My parents have goats on their property just west of Dripping Springs. The goats have names, which makes them part of the family.
This story is about a goat named Cookie and her daughter named Cookie-Ballah. Cookie-Ballah, who is an adult goat, never left her mother’s side. Anywhere Cookie was, Cookie-Ballah would be spotted within feet of her. Cookie was recently pregnant again and had a couple of new babies. (The babies do not have names because my parents won’t be keeping them.) Cookie was taking care of her new babies, and Cookie-Ballah was nearby. When one of the babies went to nurse on Cookie, Cookie-Ballah attacked the baby. Cookie immediately responded in kind to Cookie-Ballah, in defense of her new baby. After Cookie attacked her, Cookie-Ballah started to walk away. She took a few steps towards the larger herd and then stopped and looked back at her mother. She took another few steps and stopped again to look back at her mother. She continued taking a few steps and looking back at her mother until she entered the mix with the herd, separated from her mother for the first time since her birth.

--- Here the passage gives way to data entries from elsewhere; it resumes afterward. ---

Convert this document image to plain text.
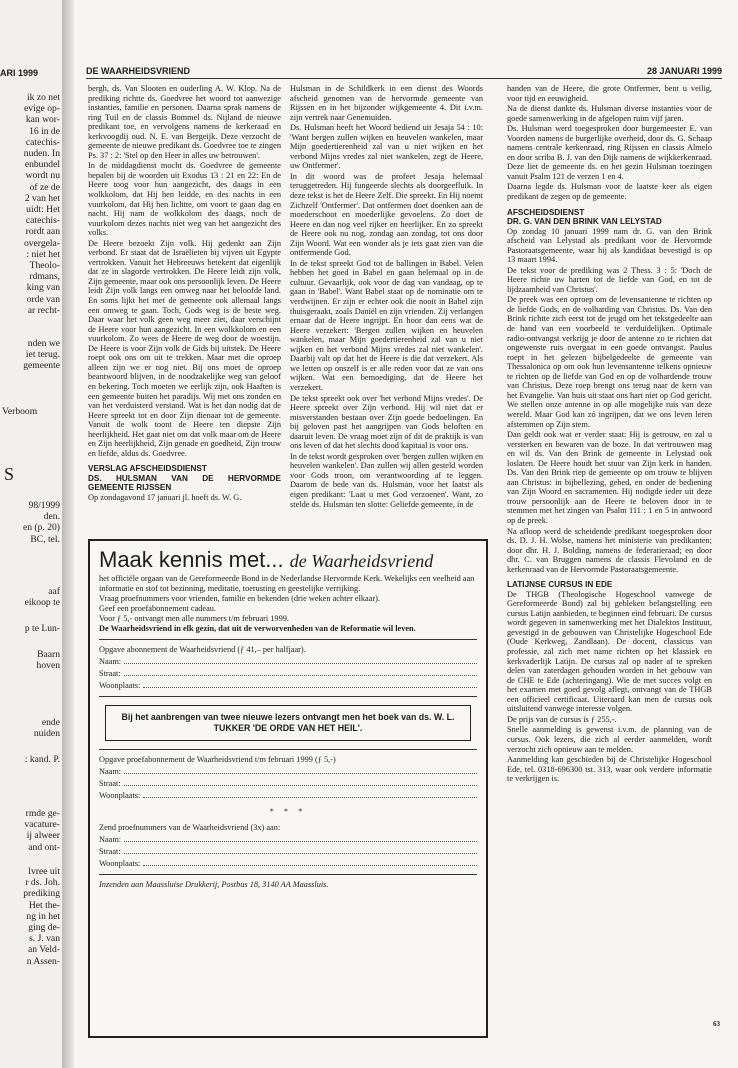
ARI 1999
ik zo net
evige op-
kan wor-
16 in de
catechis-
nuden. In
enbundel
wordt nu
of ze de
2 van het
uidt: Het
catechis-
rordt aan
overgela-
: niet het
Theolo-
rdmans,
king van
orde van
ar recht-
nden we
iet terug.
gemeente
Verboom
S
98/1999
den.
en (p. 20)
BC, tel.
aaf
eikoop te
p te Lun-
Baarn
hoven
ende
nuiden
: kand. P.
rmde ge-
vacature-
ij alweer
and ont-
lvree uit
r ds. Joh.
prediking
Het the-
ng in het
ging de-
s. J. van
an Veld-
n Assen-
DE WAARHEIDSVRIEND	28 JANUARI 1999

bergh, ds. Van Slooten en ouderling A. W. Klop. Na de prediking richtte ds. Goedvree het woord tot aanwezige instanties, familie en personen. Daarna sprak namens de ring Tuil en de classis Bommel ds. Nijland de nieuwe predikant toe, en vervolgens namens de kerkeraad en kerkvoogdij oud. N. E. van Bergeijk. Deze verzocht de gemeente de nieuwe predikant ds. Goedvree toe te zingen Ps. 37 : 2: 'Stel op den Heer in alles uw betrouwen'.

In de middagdienst mocht ds. Goedvree de gemeente bepalen bij de woorden uit Exodus 13 : 21 en 22: En de Heere toog voor hun aangezicht, des daags in een wolkkolom, dat Hij hen leidde, en des nachts in een vuurkolom, dat Hij hen lichtte, om voort te gaan dag en nacht. Hij nam de wolkkolom des daags, noch de vuurkolom dezes nachts niet weg van het aangezicht des volks.

De Heere bezoekt Zijn volk. Hij gedenkt aan Zijn verbond. Er staat dat de Israëlieten bij vijven uit Egypte vertrokken. Vanuit het Hebreeuws betekent dat eigenlijk dat ze in slagorde vertrokken. De Heere leidt zijn volk, Zijn gemeente, maar ook ons persoonlijk leven. De Heere leidt Zijn volk langs een omweg naar het beloofde land. En soms lijkt het met de gemeente ook allemaal langs een omweg te gaan. Toch, Gods weg is de beste weg. Daar waar het volk geen weg meer ziet, daar verschijnt de Heere voor hun aangezicht. In een wolkkolom en een vuurkolom. Zo wees de Heere de weg door de woestijn. De Heere is voor Zijn volk de Gids bij uitstek. De Heere roept ook ons om uit te trekken. Maar met die oproep alleen zijn we er nog niet. Bij ons moet de oproep beantwoord blijven, in de noodzakelijke weg van geloof en bekering. Toch moeten we eerlijk zijn, ook Haaften is een gemeente buiten het paradijs. Wij met ons zonden en van het verduisterd verstand. Wat is het dan nodig dat de Heere spreekt tot en door Zijn dienaar tot de gemeente. Vanuit de wolk toont de Heere ten diepste Zijn heerlijkheid. Het gaat niet om dat volk maar om de Heere en Zijn heerlijkheid, Zijn genade en goedheid, Zijn trouw en liefde, aldus ds. Goedvree.

VERSLAG AFSCHEIDSDIENST
DS. HULSMAN VAN DE HERVORMDE GEMEENTE RIJSSEN

Op zondagavond 17 januari jl. hoeft ds. W. G.

Hulsman in de Schildkerk in een dienst des Woords afscheid genomen van de hervormde gemeente van Rijssen en in het bijzonder wijkgemeente 4. Dit i.v.m. zijn vertrek naar Genemuiden.

Ds. Hulsman heeft het Woord bediend uit Jesaja 54 : 10: 'Want bergen zullen wijken en heuvelen wankelen, maar Mijn goedertierenheid zal van u niet wijken en het verbond Mijns vredes zal niet wankelen, zegt de Heere, uw Ontfermer'.

In dit woord was de profeet Jesaja helemaal teruggetreden. Hij fungeerde slechts als doorgeefluik. In deze tekst is het de Heere Zelf. Die spreekt. En Hij noemt Zichzelf 'Ontfermer'. Dat ontfermen doet doenken aan de moederschoot en moederlijke gevoelens. Zo doet de Heere en dan nog veel rijker en heerlijker. En zo spreekt de Heere ook nu nog, zondag aan zondag, tot ons door Zijn Woord. Wat een wonder als je iets gaat zien van die ontfermende God.

In de tekst spreekt God tot de ballingen in Babel. Velen hebben het goed in Babel en gaan helemaal op in de cultuur. Gevaarlijk, ook voor de dag van vandaag, op te gaan in 'Babel'. Want Babel staat op de nominatie om te verdwijnen. Er zijn er echter ook die nooit in Babel zijn thuisgeraakt, zoals Daniël en zijn vrienden. Zij verlangen ernaar dat de Heere ingrijpt. En hoor dan eens wat de Heere verzekert: 'Bergen zullen wijken en heuvelen wankelen, maar Mijn goedertierenheid zal van u niet wijken en het verbond Mijns vredes zal niet wankelen'. Daarbij valt op dat het de Heere is die dat verzekert. Als we letten op onszelf is er alle reden voor dat ze van ons wijken. Wat een bemoediging, dat de Heere het verzekert.

De tekst spreekt ook over 'het verbond Mijns vredes'. De Heere spreekt over Zijn verbond. Hij wil niet dat er misverstanden bestaan over Zijn goede bedoelingen. En bij geloven past het aangrijpen van Gods beloften en daaruit leven. De vraag moet zijn of dit de praktijk is van ons leven of dat het slechts dood kapitaal is voor ons.

In de tekst wordt gesproken over 'bergen zullen wijken en heuvelen wankelen'. Dan zullen wij allen gesteld worden voor Gods troon, om verantwoording af te leggen. Daarom de bede van ds. Hulsman, voor het laatst als eigen predikant: 'Laat u met God verzoenen'. Want, zo stelde ds. Hulsman ten slotte: Geliefde gemeente, in de

handen van de Heere, die grote Ontfermer, bent u veilig, voor tijd en eeuwigheid.

Na de dienst dankte ds. Hulsman diverse instanties voor de goede samenwerking in de afgelopen ruim vijf jaren.

Ds. Hulsman werd toegesproken door burgemeester E. van Voorden namens de burgerlijke overheid, door ds. G. Schaap namens centrale kerkenraad, ring Rijssen en classis Almelo en door scriba B. J. van den Dijk namens de wijkkerkenraad. Deze liet de gemeente ds. en het gezin Hulsman toezingen vanuit Psalm 121 de verzen 1 en 4.

Daarna legde ds. Hulsman voor de laatste keer als eigen predikant de zegen op de gemeente.

AFSCHEIDSDIENST
DR. G. VAN DEN BRINK VAN LELYSTAD

Op zondag 10 januari 1999 nam dr. G. van den Brink afscheid van Lelystad als predikant voor de Hervormde Pastoraatsgemeente, waar hij als kandidaat bevestigd is op 13 maart 1994.

De tekst voor de prediking was 2 Thess. 3 : 5: 'Doch de Heere richte uw harten tot de liefde van God, en tot de lijdzaamheid van Christus'.

De preek was een oproep om de levensantenne te richten op de liefde Gods, en de volharding van Christus. Ds. Van den Brink richtte zich eerst tot de jeugd om het tekstgedeelte aan de hand van een voorbeeld te verduidelijken. Optimale radio-ontvangst verkrijg je door de antenne zo te richten dat ongewenste ruis overgaat in een goede ontvangst. Paulus roept in het gelezen bijbelgedeelte de gemeente van Thessalonica op om ook hun levensantenne telkens opnieuw te richten op de liefde van God en op de volhardende trouw van Christus. Deze roep brengt ons terug naar de kern van het Evangelie. Van huis uit staat ons hart niet op God gericht. We stellen onze antenne in op alle mogelijke ruis van deze wereld. Maar God kan zó ingrijpen, dat we ons leven leren afstemmen op Zijn stem.

Dan geldt ook wat er verder staat: Hij is getrouw, en zal u versterken en bewaren van de boze. In dat vertrouwen mag en wil ds. Van den Brink de gemeente in Lelystad ook loslaten. De Heere houdt het stuur van Zijn kerk in handen. Ds. Van den Brink riep de gemeente op om trouw te blijven aan Christus: in bijbellezing, gebed, en onder de bediening van Zijn Woord en sacramenten. Hij nodigde ieder uit deze trouw persoonlijk aan de Heere te beloven door in te stemmen met het zingen van Psalm 111 : 1 en 5 in antwoord op de preek.

Na afloop werd de scheidende predikant toegesproken door ds. D. J. H. Wolse, namens het ministerie van predikanten; door dhr. H. J. Bolding, namens de federatieraad; en door dhr. C. van Bruggen namens de classis Flevoland en de kerkenraad van de Hervormde Pastoraatsgemeente.

LATIJNSE CURSUS IN EDE

De THGB (Theologische Hogeschool vanwege de Gereformeerde Bond) zal bij gebleken belangstelling een cursus Latijn aanbieden, te beginnen eind februari. De cursus wordt gegeven in samenwerking met het Dialektos Instituut, gevestigd in de gebouwen van Christelijke Hogeschool Ede (Oude Kerkweg, Zandlaan). De docent, classicus van professie, zal zich met name richten op het klassiek en kerkvaderlijk Latijn. De cursus zal op nader af te spreken delen van zaterdagen gehouden worden in het gebouw van de CHE te Ede (achteringang). Wie de met succes volgt en het examen met goed gevolg aflegt, ontvangt van de THGB een officieel certificaat. Uiteraard kan men de cursus ook uitsluitend vanwege interesse volgen.

De prijs van de cursus is ƒ 255,-.

Snelle aanmelding is gewenst i.v.m. de planning van de cursus. Ook lezers, die zich al eerder aanmelden, wordt verzocht zich opnieuw aan te melden.

Aanmelding kan geschieden bij de Christelijke Hogeschool Ede, tel. 0318-696300 tst. 313, waar ook verdere informatie te verkrijgen is.

Maak kennis met... de Waarheidsvriend

het officiële orgaan van de Gereformeerde Bond in de Nederlandse Hervormde Kerk. Wekelijks een veelheid aan informatie en stof tot bezinning, meditatie, toerusting en geestelijke verrijking.

Vraag proefnummers voor vrienden, familie en bekenden (drie weken achter elkaar).

Geef een proefabonnement cadeau.

Voor ƒ 5,- ontvangt men alle nummers t/m februari 1999.

De Waarheidsvriend in elk gezin, dat uit de verworvenheden van de Reformatie wil leven.

Opgave abonnement de Waarheidsvriend (ƒ 41,– per halfjaar).

Naam:
Straat:
Woonplaats:
Bij het aanbrengen van twee nieuwe lezers ontvangt men het boek van ds. W. L. TUKKER 'DE ORDE VAN HET HEIL'.

Opgave proefabonnement de Waarheidsvriend t/m februari 1999 (ƒ 5,-)

Naam:
Straat:
Woonplaats:
* * *

Zend proefnummers van de Waarheidsvriend (3x) aan:

Naam:
Straat:
Woonplaats:

Inzenden aan Maassluise Drukkerij, Postbus 18, 3140 AA Maassluis.

63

My heart ached for Cookie-Ballah as Mom told me this story. These animals are just like us. They love and get hurt. They feel pride and shame. (If you don’t believe me that goats feel shame, ask me about Pumpkin and his horns. You’ll believe me then.) They hurt others when they don’t mean to. And when their hearts are broken, they walk away slowly, looking back in disbelief as though to ask, “Are you sure I have to go?”
I trust when Cookie is done nursing her new babies, she will connect again with Cookie-Ballah. But I hurt for Cookie-Ballah until then. She’s just sitting with the herd, waiting for the one she loves most to want her close again.